The government’s official gauge of factory activity improved with the manufacturing PMI rising to 49.8, up from August’s three-year low of 49.7 but still marking two straight months of decline. Meanwhile, a private survey by Caixin/Markit revealed PMI fell to a fresh six-and-a-half year low of 47.2, ticking down from August’s reading of 47.3 but still better than an earlier flash estimate of 47.
A big part of this renewed descent is apparently Chinese exports:
Total new work fell at the quickest rate in over three years, partly driven by a steeper fall in new export business, Markit said in a report. As a result, companies cut output at the sharpest rate in six-and-a-half years, while staff numbers fell at the quickest pace since the start of 2009.
US manufacturing declines on “overseas” weakness while Chinese manufacturing declines on “overseas” weakness as if the two economic systems never deal with each other, only the same, non-specific “global economy” that doesn’t somehow count either of them within its growing malaise? It seems far more likely, beyond a doubt, actually, that with the amount of trade between them (especially from China to the US) if Chinese manufacturing is declining than US “demand” is a problem.
Any chronology of China’s post-Great Recession descent follows exactly that relationship. US economists are quick to assert a break, where the US economy has surged since the unemployment rate is so low but China’s economy, which certainly feels instead the effects of the denominator in the unemployment rate as much if not more so now than the statistical outlet of the numerator, begs to differ.
Starting at the trough of the Great Recession, all economic expectations here and abroad were based upon Milton Friedman’s plucking model – the beautiful symmetry of the V-shaped recovery. There were no suggestions of long-term difficulties or structural problems in the orthodox view of even the panic, so every central bank around the world engaged “stimulus” (combined with various fiscal attempts) to bridge the gap between the deep recession and the expected handoff to an organic, symmetrical recovery. In China, those efforts were greater than most, both monetary and fiscal, as the entire marginal economy had come to service the export-driven emphasis.

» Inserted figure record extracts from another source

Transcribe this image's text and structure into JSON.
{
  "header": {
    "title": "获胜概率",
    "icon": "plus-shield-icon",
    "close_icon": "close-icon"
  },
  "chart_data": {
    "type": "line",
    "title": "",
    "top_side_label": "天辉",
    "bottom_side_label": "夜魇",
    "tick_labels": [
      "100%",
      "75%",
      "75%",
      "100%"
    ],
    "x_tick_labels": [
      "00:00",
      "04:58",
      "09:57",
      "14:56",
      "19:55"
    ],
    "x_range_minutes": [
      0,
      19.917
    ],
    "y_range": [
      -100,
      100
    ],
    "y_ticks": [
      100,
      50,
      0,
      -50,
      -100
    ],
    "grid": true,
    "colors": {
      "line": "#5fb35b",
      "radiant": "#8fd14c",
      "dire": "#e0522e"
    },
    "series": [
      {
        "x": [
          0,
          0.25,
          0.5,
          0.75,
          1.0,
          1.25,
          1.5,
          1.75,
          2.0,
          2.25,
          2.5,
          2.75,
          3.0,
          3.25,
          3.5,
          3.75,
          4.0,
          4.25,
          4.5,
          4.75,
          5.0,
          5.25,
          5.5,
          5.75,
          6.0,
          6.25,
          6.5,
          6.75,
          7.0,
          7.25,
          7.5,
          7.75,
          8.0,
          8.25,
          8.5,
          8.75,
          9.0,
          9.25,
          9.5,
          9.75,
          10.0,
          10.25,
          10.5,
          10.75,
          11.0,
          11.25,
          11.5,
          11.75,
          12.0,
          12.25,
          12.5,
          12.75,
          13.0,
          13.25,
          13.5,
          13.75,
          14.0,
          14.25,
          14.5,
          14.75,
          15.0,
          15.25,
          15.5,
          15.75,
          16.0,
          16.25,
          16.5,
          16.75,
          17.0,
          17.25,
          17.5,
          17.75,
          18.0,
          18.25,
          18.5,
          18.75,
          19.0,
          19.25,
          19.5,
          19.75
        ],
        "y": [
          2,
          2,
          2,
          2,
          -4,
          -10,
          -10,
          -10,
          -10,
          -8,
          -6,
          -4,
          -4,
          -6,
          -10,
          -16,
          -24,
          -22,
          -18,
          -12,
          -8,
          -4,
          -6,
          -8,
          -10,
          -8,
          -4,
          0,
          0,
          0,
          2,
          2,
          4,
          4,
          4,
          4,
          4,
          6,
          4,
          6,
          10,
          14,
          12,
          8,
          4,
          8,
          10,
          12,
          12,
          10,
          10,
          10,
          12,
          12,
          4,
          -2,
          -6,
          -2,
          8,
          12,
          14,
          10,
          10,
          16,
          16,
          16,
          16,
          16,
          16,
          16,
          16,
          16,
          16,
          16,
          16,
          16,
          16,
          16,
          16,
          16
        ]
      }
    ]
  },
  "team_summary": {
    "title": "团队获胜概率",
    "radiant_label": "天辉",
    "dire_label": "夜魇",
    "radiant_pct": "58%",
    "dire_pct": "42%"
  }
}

Thus, in China’s view of the Great Recession, industrial production followed US import activity but fixed asset investment was mostly stabilized (“stimulus” at “work”).
Despite renewed financial doubts in 2010, everything seemed to be working as intended and expected; not just in China, but globally. By early 2011, there was confidence enough to actually unwind (especially Europe and China).
But those financial irregularities suddenly and “unexpectedly” turned into economic retrenchment by early 2012. So central banks did what they are “supposed to” and renewed all the “stimulus.” China’s government unleashed a massive spending program (RMB 1 trillion) while the PBOC aided in outward rate cuts and more directed “easing” aimed at a general flooding of financial conduits. The US Federal Reserve, for its part, engaged more QE, a third then a fourth in quick succession. All of it aimed, as that in 2009, to restore these economic channels to 2007 levels; and it was assumed that everything would follow since this was, as the Great Recession, viewed as another temporary deviation from the plucking trend.
It did not work anywhere. China was the first to figure out, after two huge tries, that it would never work and getting back to 2007 was no longer possible for the global (and US) economy. Because its imbalances were so large, and bubbles so dangerous, it did not have the luxury of hanging on several more years to see if it all might come together at some point. The irregularity of the European and US economies since 2012 were just more confirmation for the theoretical motivation of this new “reform” agenda.
For China, reform means letting the economy go where it may while focusing as much effort as possible on potentially managing a financial reversion that hopefully does not end in total financial (and economic) disaster. While that is China’s end of the problem, it must be emphasized that it begins with the US’s distinct and continued lack of “demand” quite apart from what is suggested by the Fed’s public statements (though confirmed increasingly by its contradictory inaction).
Without either US growth or internal “stimulus” pushing further bubble imbalance, the Chinese economy is winding down toward an unknown but likely dangerous fate. Since so much of the rest of the global economy is tied in with China as the manufacturing nexus between resources (EM’s) and end markets (US, Europe), this succumbing to economic reality is the pivot between US economic decline and the world’s; their economic trouble is our economic trouble, both cause and reverberating effects.
All that is left is to assign a single cause for the second deviation (which is really the same as the first); something powerful enough to burn to ashes all the massive monetary attempts the world over.